Seit der Disney+-Serie The Bear ist Kochen nicht mehr nur interessant, um sich Anregungen für die eigene Küche zu holen, sondern auch hochdramatisch und spannend.

Doch bereits vor der Erfolgsserie erschien mit Boiling Point ein Film, der The Bear vorwegnahm – und das als blitzsauberer One-Shot ohne einen einzigen Schnitt.
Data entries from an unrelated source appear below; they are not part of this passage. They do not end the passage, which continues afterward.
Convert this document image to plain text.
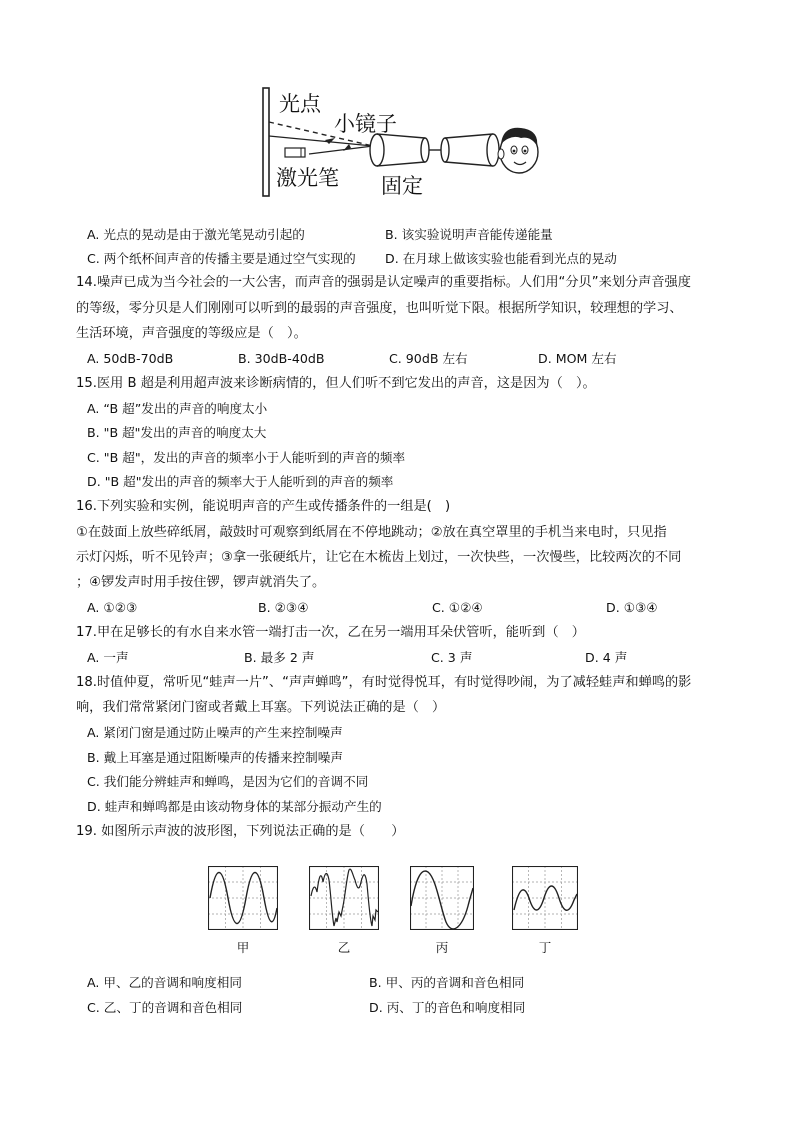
光点
小镜子
激光笔 固定
A. 光点的晃动是由于激光笔晃动引起的	B. 该实验说明声音能传递能量
C. 两个纸杯间声音的传播主要是通过空气实现的 D. 在月球上做该实验也能看到光点的晃动
14.噪声已成为当今社会的一大公害，而声音的强弱是认定噪声的重要指标。人们用“分贝”来划分声音强度
的等级，零分贝是人们刚刚可以听到的最弱的声音强度，也叫听觉下限。根据所学知识，较理想的学习、
生活环境，声音强度的等级应是（　）。
A. 50dB-70dB	B. 30dB-40dB	C. 90dB 左右	D. MOM 左右
15.医用 B 超是利用超声波来诊断病情的，但人们听不到它发出的声音，这是因为（　）。
A. “B 超”发出的声音的响度太小
B. "B 超"发出的声音的响度太大
C. "B 超"，发出的声音的频率小于人能听到的声音的频率
D. "B 超"发出的声音的频率大于人能听到的声音的频率
16.下列实验和实例，能说明声音的产生或传播条件的一组是(　)
①在鼓面上放些碎纸屑，敲鼓时可观察到纸屑在不停地跳动；②放在真空罩里的手机当来电时，只见指
示灯闪烁，听不见铃声；③拿一张硬纸片，让它在木梳齿上划过，一次快些，一次慢些，比较两次的不同
；④锣发声时用手按住锣，锣声就消失了。
A. ①②③	B. ②③④	C. ①②④	D. ①③④
17.甲在足够长的有水自来水管一端打击一次，乙在另一端用耳朵伏管听，能听到（　）
A. 一声	B. 最多 2 声	C. 3 声	D. 4 声
18.时值仲夏，常听见“蛙声一片”、“声声蝉鸣”，有时觉得悦耳，有时觉得吵闹，为了减轻蛙声和蝉鸣的影
响，我们常常紧闭门窗或者戴上耳塞。下列说法正确的是（　）
A. 紧闭门窗是通过防止噪声的产生来控制噪声
B. 戴上耳塞是通过阻断噪声的传播来控制噪声
C. 我们能分辨蛙声和蝉鸣，是因为它们的音调不同
D. 蛙声和蝉鸣都是由该动物身体的某部分振动产生的
19. 如图所示声波的波形图，下列说法正确的是（　　）
甲	乙	丙	丁
A. 甲、乙的音调和响度相同	B. 甲、丙的音调和音色相同
C. 乙、丁的音调和音色相同	D. 丙、丁的音色和响度相同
Jetzt endlich erscheint Boiling Point auch hierzulande unter dem Titel Yes, Chef!

Yes, Chef (Deutscher Trailer) - Stephen Graham, Vinette Robinson, Ray Panthaki

TitelYes, Chef! (OT: Boiling Point)
Jahr2021
LandGroßbritannien
RegiePhilip Barantini
DrehbuchPhilip Barantini, James Cummings
GenreDrama
DarstellerStephen Graham, Vinette Robinson, Alice Feetham, Hannah Walters, Malachi Kirby, Taz Skylar
Länge92 Minuten
FSKab 12 Jahren freigegeben
VerleihPlaion Pictures

 

Das offizielle Blu-ray Cover von Yes, Chef
© Plaion Pictures

Die Handlung von Yes, Chef!

Der Film folgt dem Leben des Küchenchefs Andy Jones (Stephen Graham) während eines einzigen, aber hektischen Freitagabends in einem angesagten Londoner Restaurant.
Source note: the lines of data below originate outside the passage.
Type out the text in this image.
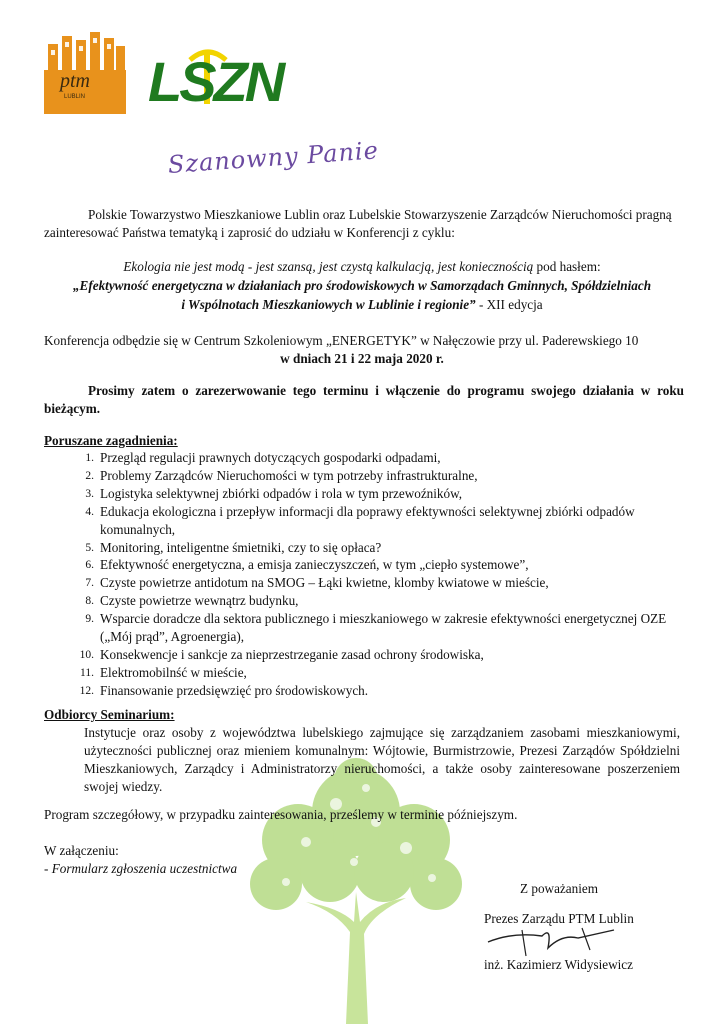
ptm
LUBLIN LSZN
Szanowny Panie
Polskie Towarzystwo Mieszkaniowe Lublin oraz Lubelskie Stowarzyszenie Zarządców Nieruchomości pragną
zainteresować Państwa tematyką i zaprosić do udziału w Konferencji z cyklu:
Ekologia nie jest modą - jest szansą, jest czystą kalkulacją, jest koniecznością pod hasłem:
„Efektywność energetyczna w działaniach pro środowiskowych w Samorządach Gminnych, Spółdzielniach
i Wspólnotach Mieszkaniowych w Lublinie i regionie” - XII edycja
Konferencja odbędzie się w Centrum Szkoleniowym „ENERGETYK” w Nałęczowie przy ul. Paderewskiego 10
w dniach 21 i 22 maja 2020 r.
Prosimy zatem o zarezerwowanie tego terminu i włączenie do programu swojego działania w roku
bieżącym.
Poruszane zagadnienia:
1. Przegląd regulacji prawnych dotyczących gospodarki odpadami,
2. Problemy Zarządców Nieruchomości w tym potrzeby infrastrukturalne,
3. Logistyka selektywnej zbiórki odpadów i rola w tym przewoźników,
4. Edukacja ekologiczna i przepływ informacji dla poprawy efektywności selektywnej zbiórki odpadów komunalnych,
5. Monitoring, inteligentne śmietniki, czy to się opłaca?
6. Efektywność energetyczna, a emisja zanieczyszczeń, w tym „ciepło systemowe”,
7. Czyste powietrze antidotum na SMOG – Łąki kwietne, klomby kwiatowe w mieście,
8. Czyste powietrze wewnątrz budynku,
9. Wsparcie doradcze dla sektora publicznego i mieszkaniowego w zakresie efektywności energetycznej OZE („Mój prąd”, Agroenergia),
10. Konsekwencje i sankcje za nieprzestrzeganie zasad ochrony środowiska,
11. Elektromobilnść w mieście,
12. Finansowanie przedsięwzięć pro środowiskowych.
Odbiorcy Seminarium:
Instytucje oraz osoby z województwa lubelskiego zajmujące się zarządzaniem zasobami mieszkaniowymi, użyteczności publicznej oraz mieniem komunalnym: Wójtowie, Burmistrzowie, Prezesi Zarządów Spółdzielni Mieszkaniowych, Zarządcy i Administratorzy nieruchomości, a także osoby zainteresowane poszerzeniem swojej wiedzy.
Program szczegółowy, w przypadku zainteresowania, prześlemy w terminie późniejszym.
W załączeniu:
- Formularz zgłoszenia uczestnictwa
Z poważaniem
Prezes Zarządu PTM Lublin
inż. Kazimierz Widysiewicz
Andy ist ein talentierter, aber gestresster Küchenchef, der mit persönlichen und beruflichen Herausforderungen kämpft. Denn er steht unter dem Druck der Restaurantführung, muss Konflikte mit Mitarbeitern schlichten und dabei der ständigen Forderung nach Perfektion gerecht werden. Da hilft es nicht, wenn ein Gesundheitsinspektor das Restaurant wegen Hygieneproblemen von 5 auf 3 Sterne runterstuft.
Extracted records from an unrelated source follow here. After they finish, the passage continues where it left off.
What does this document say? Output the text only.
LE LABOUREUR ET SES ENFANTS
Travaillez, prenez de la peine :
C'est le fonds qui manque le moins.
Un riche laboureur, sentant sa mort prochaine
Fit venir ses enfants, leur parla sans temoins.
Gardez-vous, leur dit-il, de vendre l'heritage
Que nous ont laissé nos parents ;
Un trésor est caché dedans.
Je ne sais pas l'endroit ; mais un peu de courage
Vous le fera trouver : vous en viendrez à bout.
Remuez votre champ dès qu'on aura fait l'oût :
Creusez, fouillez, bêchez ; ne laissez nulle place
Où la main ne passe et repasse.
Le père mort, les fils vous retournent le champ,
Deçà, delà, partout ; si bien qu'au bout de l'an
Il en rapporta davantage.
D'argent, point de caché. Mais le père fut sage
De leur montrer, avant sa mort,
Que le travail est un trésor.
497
Während des Abends spitzen sich die Spannungen in der Küche und im Restaurantbetrieb aus unterschiedlichen Gründen zu. Da wäre zum Beispiel die gefürchtete Restaurantkritikerin Sara Southworth, die zusammen mit Alastair Skye (Jason Flemyng), Andys altem Mentor und selbst begnadeter Koch, an einem der Tische Platz nimmt.

Wann ist der sprichwörtliche Siedepunkt für Andy erreicht, der alles zum Explodieren bringt?

If you can’t stand the heat, get out of the kitchen

Kochsendungen gibt es im Fernsehen schon seit man Denken kann, überall wird geschnibbelt, gebrutzelt und gegart. Doch welcher Wahnsinn (und damit welches Unterhaltungspotenzial) eigentlich in den hochambitionierten Restaurantküchen dieser Welt herrscht, war dem Fernsehpublikum bisher nicht bekannt. Das brachte neben dem satirisch überspitzten Film The Menu vor allem eine Serie auf den Punkt: The Bear von 2022.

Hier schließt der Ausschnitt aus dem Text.